Sabado, Agosto 6, 2022

Vda. De Canilang vs CA G.R. No. 92492 (Digest)

 

Vda. De Canilang vs CA

G.R. No. 92492

Facts:

                Jaime Canilang applied for a "non-medical" insurance policy with respondent Great Pacific Life Assurance Company ("Great Pacific") naming his wife, Thelma Canilang, as his beneficiary.  Jaime Canilang was issued ordinary life insurance Policy No. 345163, with the face value of P19,700.  Jaime Canilang died of "congestive heart failure," "anemia," and "chronic anemia.  Petitioner, widow and beneficiary of the insured, filed a claim with Great Pacific which the insurer denied on 5 December 1983 upon the ground that the insured had concealed material information from it. 

                Petitioner then filed a complaint against Great Pacific with the Insurance Commission for recovery of the insurance proceeds. During the hearing called by the Insurance Commissioner, petitioner testified that she was not aware of any serious illness suffered by her late husband and that, as far as she knew, her husband had died because of a kidney disorder. A deposition given by Dr. Wilfredo Claudio was presented by petitioner. There Dr. Claudio stated that he was the family physician of the deceased Jaime Canilang and that he had previously treated him for "sinus tachycardia" and "acute bronchitis." Great Pacific for its part presented Dr. Esperanza Quismorio, a physician and a medical underwriter working for Great Pacific. She testified that the deceased's insurance application had been approved on the basis of his medical declaration. She explained that as a rule, medical examinations are required only in cases where the applicant has indicated in his application for insurance coverage that he has previously undergone medical consultation and hospitalization.

                Insurance Commissioner held that “Great Pacific had waived its right to inquire into the health condition of the applicant by the issuance of the policy despite the lack of answers to "some of the pertinent questions" in the insurance application.”  CA reversed and set aside the decision of the Insurance Commissioner and dismissed Thelma Canilang's complaint and Great Pacific's counterclaim.  CA also found that the failure of Jaime Canilang to disclose previous medical consultation and treatment constituted material information which should have been communicated to Great Pacific to enable the latter to make proper inquiries. The Court of Appeals finally held that the Ng Gan Zee case which had involved misrepresentation was not applicable in respect of the case at bar which involves concealment.

 

 

Issue:

                Whether or not the concealment made by Wilfredo is material to avoid the insurance.

 

Held:

YES.  Sec. 26 (ICP). A neglect to communicate that which a party knows and ought to communicate, is called a concealment. Sec. 28. Each party to a contract of insurance must communicate to the other, in good faith, all factors within his knowledge which are material to the contract and as to which he makes no warranty, and which the other has not the means of ascertaining. [have] communicate[d]," that is to say, information which was "material to the contract." The test of materiality is contained in Section 31 of the Insurance Code of 1978 which reads: Sec. 31.  Materially is to be determined not by the event, but solely by the probable and reasonable influence of the facts upon the party to whom the communication is due, in forming his estimate of the disadvantages of the proposed contract, or in making his inquiries.

"Sinus tachycardia" is considered present "when the heart rate exceeds 100 beats per minute."  The symptoms of this condition include pounding in the chest and sometimes faintness and weakness of the person affected.
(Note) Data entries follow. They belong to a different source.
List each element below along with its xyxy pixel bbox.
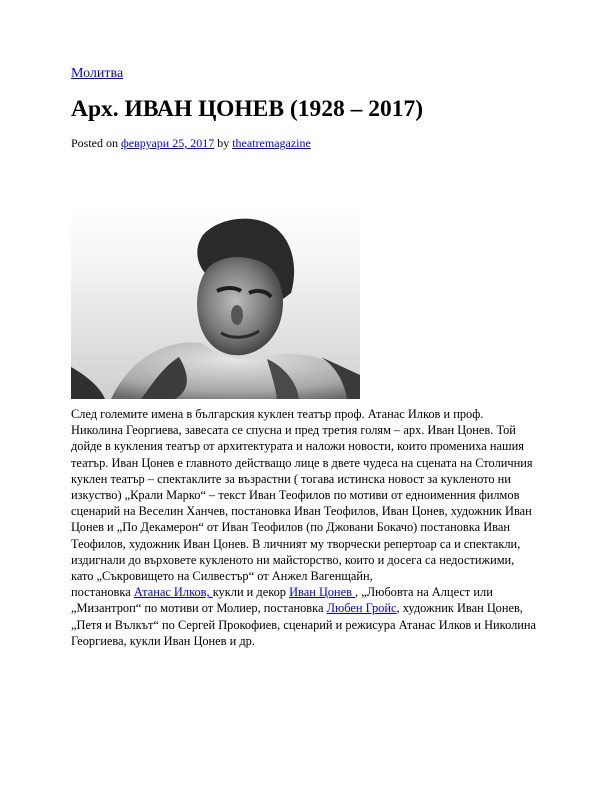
body-line <box>71 584 541 600</box>
portrait-photo <box>71 207 360 399</box>
category-link[interactable]: Молитва <box>71 66 124 81</box>
ivan-tsonev-link[interactable]: Иван Цонев <box>289 585 356 600</box>
body-line: Цонев и „По Декамерон“ от Иван Теофилов (по Джовани Бокачо) постановка Иван <box>71 520 510 535</box>
body-line: Георгиева, кукли Иван Цонев и др. <box>71 633 255 648</box>
body-line: театър. Иван Цонев е главното действащо лице в двете чудеса на сцената на Столичния <box>71 455 533 470</box>
article-body <box>71 406 541 649</box>
body-line: изкуство) „Крали Марко“ – текст Иван Теофилов по мотиви от едноименния филмов <box>71 488 520 503</box>
body-line: като „Съкровището на Силвестър“ от Анжел Вагенщайн, <box>71 569 373 584</box>
body-text-segment: „Мизантроп“ по мотиви от Молиер, постановка <box>71 601 327 616</box>
body-text-segment: кукли и декор <box>212 585 290 600</box>
by-label: by <box>217 136 230 150</box>
body-line: сценарий на Веселин Ханчев, постановка Иван Теофилов, Иван Цонев, художник Иван <box>71 504 532 519</box>
post-date-link[interactable]: февруари 25, 2017 <box>121 136 215 150</box>
post-meta <box>71 136 311 150</box>
post-title: Арх. ИВАН ЦОНЕВ (1928 – 2017) <box>71 96 424 122</box>
body-text-segment: , „Любовта на Алцест или <box>355 585 493 600</box>
body-line: Николина Георгиева, завесата се спусна и пред третия голям – арх. Иван Цонев. Той <box>71 423 516 438</box>
body-line: дойде в кукления театър от архитектурата и наложи новости, които промениха нашия <box>71 439 524 454</box>
lyuben-groys-link[interactable]: Любен Гройс <box>326 601 397 616</box>
body-line: издигнали до върховете кукленото ни майсторство, които и досега са недостижими, <box>71 552 515 567</box>
author-link[interactable]: theatremagazine <box>232 136 311 150</box>
body-line: Теофилов, художник Иван Цонев. В личният му творчески репертоар са и спектакли, <box>71 536 521 551</box>
body-line: куклен театър – спектаклите за възрастни ( тогава истинска новост за кукленото ни <box>71 471 511 486</box>
body-line <box>71 600 541 616</box>
body-text-segment: постановка <box>71 585 134 600</box>
atanas-ilkov-link[interactable]: Атанас Илков, <box>133 585 213 600</box>
posted-on-label: Posted on <box>71 136 119 150</box>
body-line: След големите имена в българския куклен театър проф. Атанас Илков и проф. <box>71 407 484 421</box>
body-text-segment: , художник Иван Цонев, <box>396 601 523 616</box>
body-line: „Петя и Вълкът“ по Сергей Прокофиев, сценарий и режисура Атанас Илков и Николина <box>71 617 537 632</box>
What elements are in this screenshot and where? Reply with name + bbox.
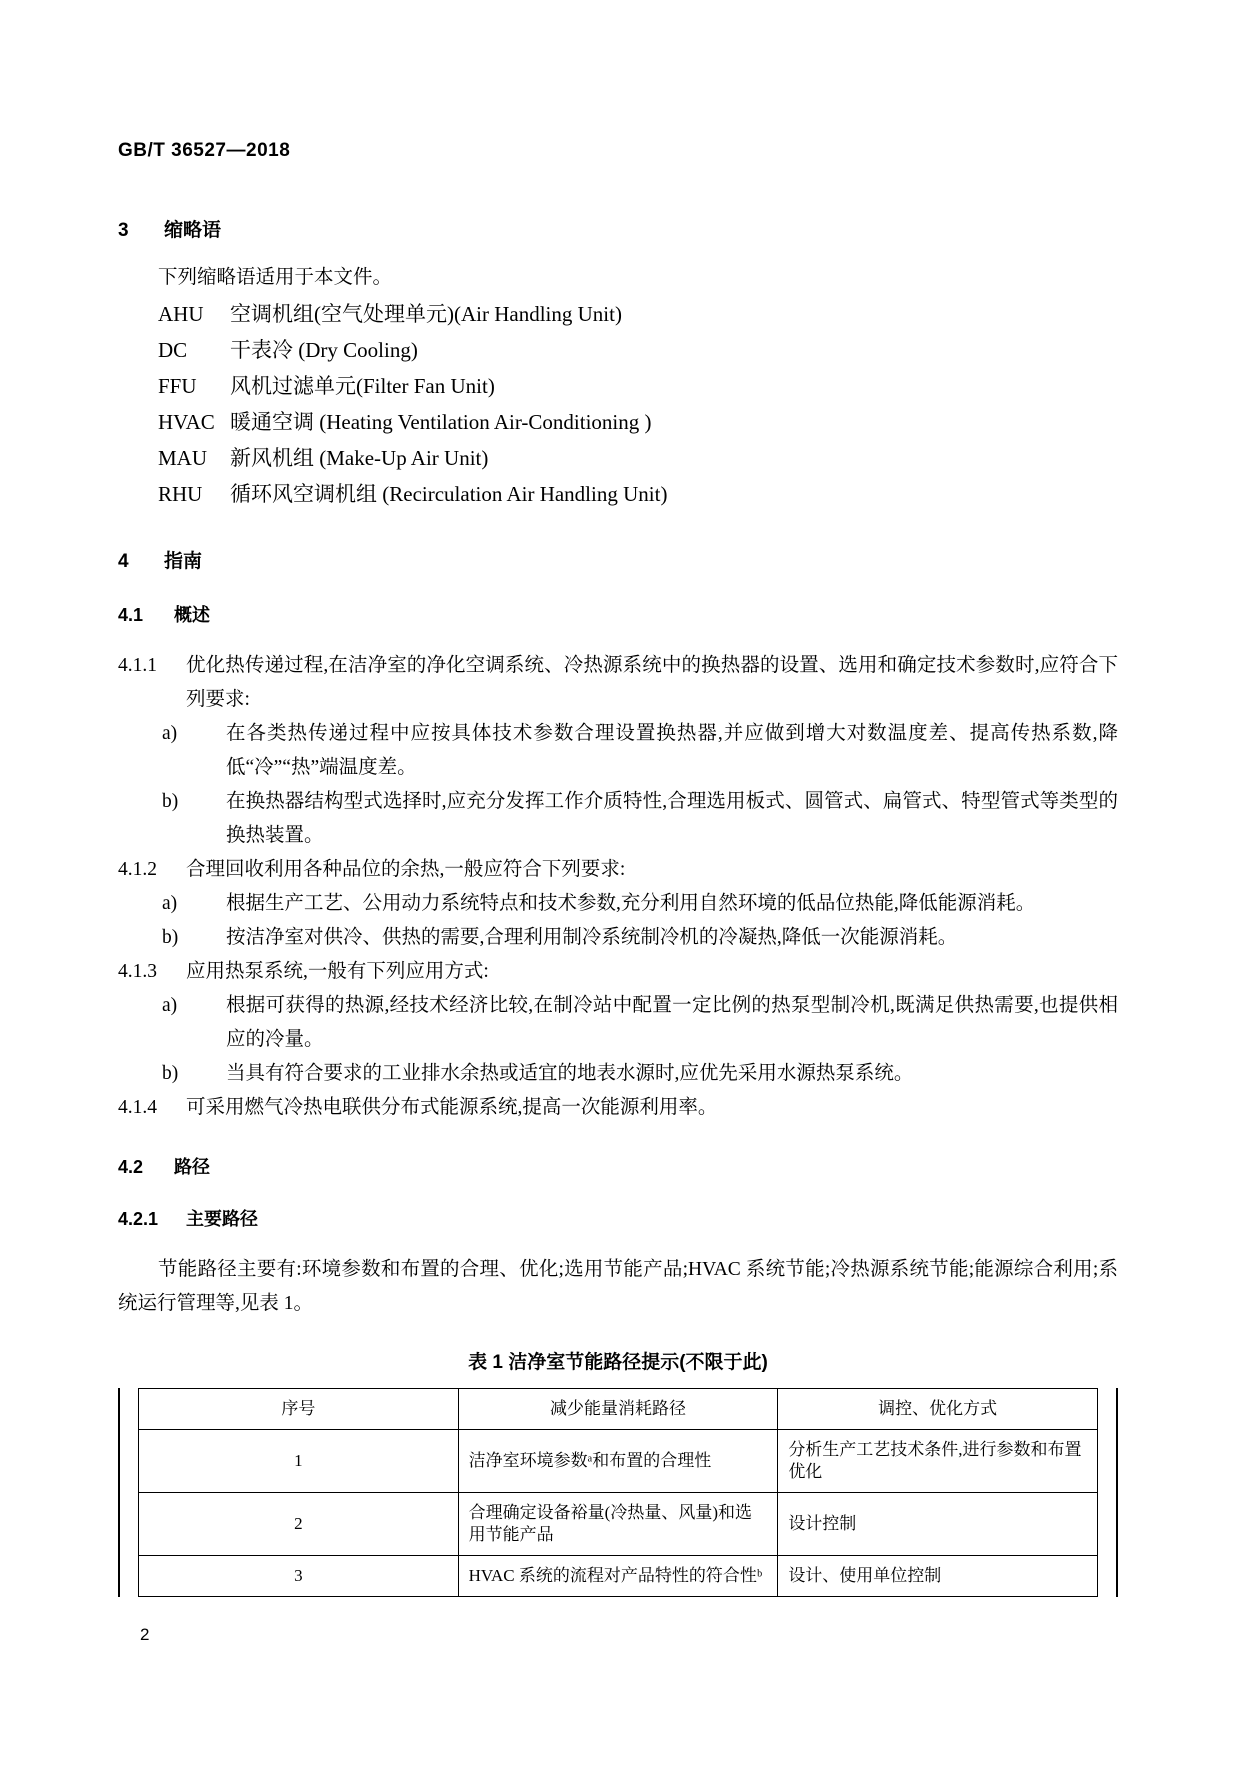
abbreviation-text: 暖通空调 (Heating Ventilation Air-Conditioning ) <box>230 410 652 434</box>
item-text: 根据生产工艺、公用动力系统特点和技术参数,充分利用自然环境的低品位热能,降低能源消耗。 <box>226 893 1036 914</box>
table-1-caption: 表 1 洁净室节能路径提示(不限于此) <box>468 1352 768 1373</box>
clause-4-1-number: 4.1 <box>118 605 144 625</box>
item-4-1-3-text: 应用热泵系统,一般有下列应用方式: <box>186 961 489 982</box>
abbreviation-text: 干表冷 (Dry Cooling) <box>230 338 418 362</box>
clause-4-2-1-number: 4.2.1 <box>118 1209 159 1229</box>
abbreviation-code: HVAC <box>158 410 215 434</box>
abbreviation-item <box>158 332 1118 368</box>
clause-4-2-title: 路径 <box>174 1157 210 1177</box>
item-4-1-3-number: 4.1.3 <box>118 961 157 982</box>
abbreviation-code: AHU <box>158 302 204 326</box>
abbreviation-item <box>158 440 1118 476</box>
item-4-1-2 <box>118 853 1118 887</box>
cell-path: HVAC 系统的流程对产品特性的符合性ᵇ <box>458 1556 778 1597</box>
item-4-1-1-text: 优化热传递过程,在洁净室的净化空调系统、冷热源系统中的换热器的设置、选用和确定技术参数时,应符合下列要求: <box>186 655 1118 710</box>
item-4-1-3-a <box>162 989 1118 1057</box>
item-4-1-4-number: 4.1.4 <box>118 1097 157 1118</box>
abbreviation-text: 空调机组(空气处理单元)(Air Handling Unit) <box>230 302 622 326</box>
heading-clause-4 <box>118 546 1118 573</box>
standard-number-header: GB/T 36527—2018 <box>118 140 291 161</box>
paragraph-4-2-1: 节能路径主要有:环境参数和布置的合理、优化;选用节能产品;HVAC 系统节能;冷热源系统节能;能源综合利用;系统运行管理等,见表 1。 <box>118 1259 1118 1314</box>
item-4-1-4-text: 可采用燃气冷热电联供分布式能源系统,提高一次能源利用率。 <box>186 1097 718 1118</box>
clause-4-1-title: 概述 <box>174 605 210 625</box>
item-text: 在换热器结构型式选择时,应充分发挥工作介质特性,合理选用板式、圆管式、扁管式、特型管式等类型的换热装置。 <box>226 791 1118 846</box>
abbreviation-text: 新风机组 (Make-Up Air Unit) <box>230 446 489 470</box>
abbreviation-item <box>158 404 1118 440</box>
abbreviation-item <box>158 476 1118 512</box>
item-4-1-2-a <box>162 887 1118 921</box>
item-text: 当具有符合要求的工业排水余热或适宜的地表水源时,应优先采用水源热泵系统。 <box>226 1063 914 1084</box>
item-4-1-4 <box>118 1091 1118 1125</box>
heading-clause-4-2-1 <box>118 1205 1118 1231</box>
cell-path: 合理确定设备裕量(冷热量、风量)和选用节能产品 <box>458 1493 778 1556</box>
abbreviation-text: 循环风空调机组 (Recirculation Air Handling Unit) <box>230 482 668 506</box>
clause-4-2-1-title: 主要路径 <box>186 1209 258 1229</box>
cell-index: 1 <box>139 1430 459 1493</box>
clause-4-title: 指南 <box>164 551 203 572</box>
table-row <box>139 1493 1098 1556</box>
item-4-1-1-number: 4.1.1 <box>118 655 157 676</box>
cell-index: 2 <box>139 1493 459 1556</box>
clause-4-number: 4 <box>118 551 129 572</box>
cell-way: 设计控制 <box>778 1493 1098 1556</box>
page-number: 2 <box>140 1625 150 1644</box>
abbreviation-list <box>158 296 1118 512</box>
item-4-1-2-number: 4.1.2 <box>118 859 157 880</box>
abbreviation-text: 风机过滤单元(Filter Fan Unit) <box>230 374 495 398</box>
item-label: a) <box>162 893 178 914</box>
item-text: 按洁净室对供冷、供热的需要,合理利用制冷系统制冷机的冷凝热,降低一次能源消耗。 <box>226 927 958 948</box>
table-1-wrapper <box>118 1388 1118 1597</box>
item-label: b) <box>162 927 179 948</box>
item-text: 在各类热传递过程中应按具体技术参数合理设置换热器,并应做到增大对数温度差、提高传热系数,降低“冷”“热”端温度差。 <box>226 723 1118 778</box>
item-4-1-1-b <box>162 785 1118 853</box>
heading-clause-4-1 <box>118 601 1118 627</box>
item-4-1-1 <box>118 649 1118 717</box>
item-4-1-1-a <box>162 717 1118 785</box>
item-4-1-2-text: 合理回收利用各种品位的余热,一般应符合下列要求: <box>186 859 626 880</box>
heading-clause-3 <box>118 215 1118 242</box>
abbreviation-intro: 下列缩略语适用于本文件。 <box>158 267 393 288</box>
cell-index: 3 <box>139 1556 459 1597</box>
abbreviation-code: DC <box>158 338 188 362</box>
item-4-1-3-b <box>162 1057 1118 1091</box>
heading-clause-4-2 <box>118 1153 1118 1179</box>
cell-path: 洁净室环境参数ᵃ和布置的合理性 <box>458 1430 778 1493</box>
clause-3-number: 3 <box>118 220 129 241</box>
abbreviation-item <box>158 296 1118 332</box>
table-header-row <box>139 1389 1098 1430</box>
column-header-index: 序号 <box>139 1389 459 1430</box>
item-label: b) <box>162 1063 179 1084</box>
abbreviation-code: RHU <box>158 482 203 506</box>
abbreviation-item <box>158 368 1118 404</box>
item-label: a) <box>162 995 178 1016</box>
item-label: a) <box>162 723 178 744</box>
item-4-1-2-b <box>162 921 1118 955</box>
item-text: 根据可获得的热源,经技术经济比较,在制冷站中配置一定比例的热泵型制冷机,既满足供热需要,也提供相应的冷量。 <box>226 995 1118 1050</box>
abbreviation-code: MAU <box>158 446 208 470</box>
item-4-1-3 <box>118 955 1118 989</box>
column-header-way: 调控、优化方式 <box>778 1389 1098 1430</box>
item-label: b) <box>162 791 179 812</box>
table-row <box>139 1556 1098 1597</box>
clause-4-2-number: 4.2 <box>118 1157 144 1177</box>
document-body <box>118 215 1118 1597</box>
column-header-path: 减少能量消耗路径 <box>458 1389 778 1430</box>
clause-3-title: 缩略语 <box>164 220 222 241</box>
table-row <box>139 1430 1098 1493</box>
cell-way: 分析生产工艺技术条件,进行参数和布置优化 <box>778 1430 1098 1493</box>
cell-way: 设计、使用单位控制 <box>778 1556 1098 1597</box>
abbreviation-code: FFU <box>158 374 197 398</box>
table-1 <box>138 1388 1098 1597</box>
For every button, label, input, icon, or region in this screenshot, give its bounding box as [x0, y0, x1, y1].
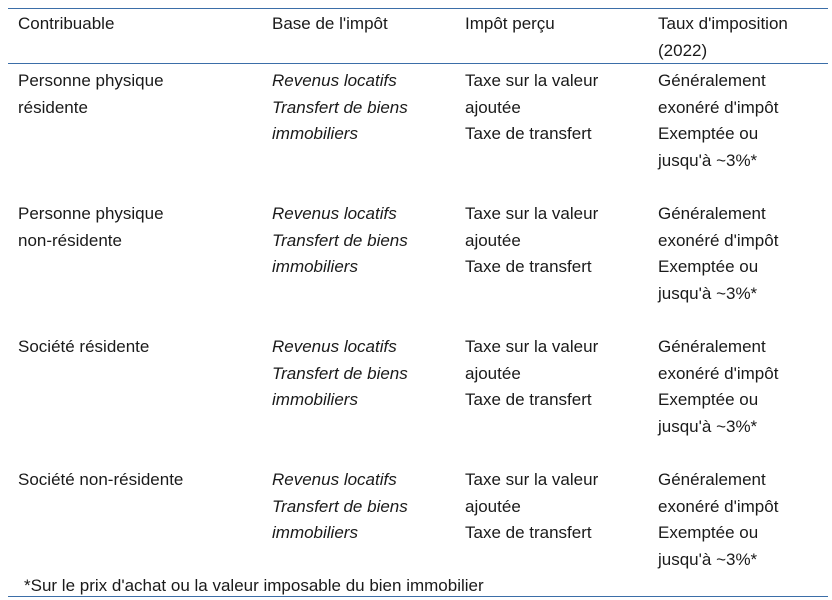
tax-rate-line: Généralement	[658, 337, 766, 356]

                SC We agree with the CA that the information which Jaime Canilang failed to disclose was material to the ability of Great Pacific to estimate the probable risk he presented as a subject of life insurance. Had Canilang disclosed his visits to his doctor, the diagnosis made and medicines prescribed by such doctor, in the insurance application, it may be reasonably assumed that Great Pacific would have made further inquiries and would have probably refused to issue a non-medical insurance policy or, at the very least, required a higher premium for the same coverage.

                The restoration in 1985 by B.P. Blg. 874 of the phrase "whether intentional or unintentional" merely underscored the fact that all throughout (from 1914 to 1985), the statute did not require proof that concealment must be "intentional" in order to authorize rescission by the injured party.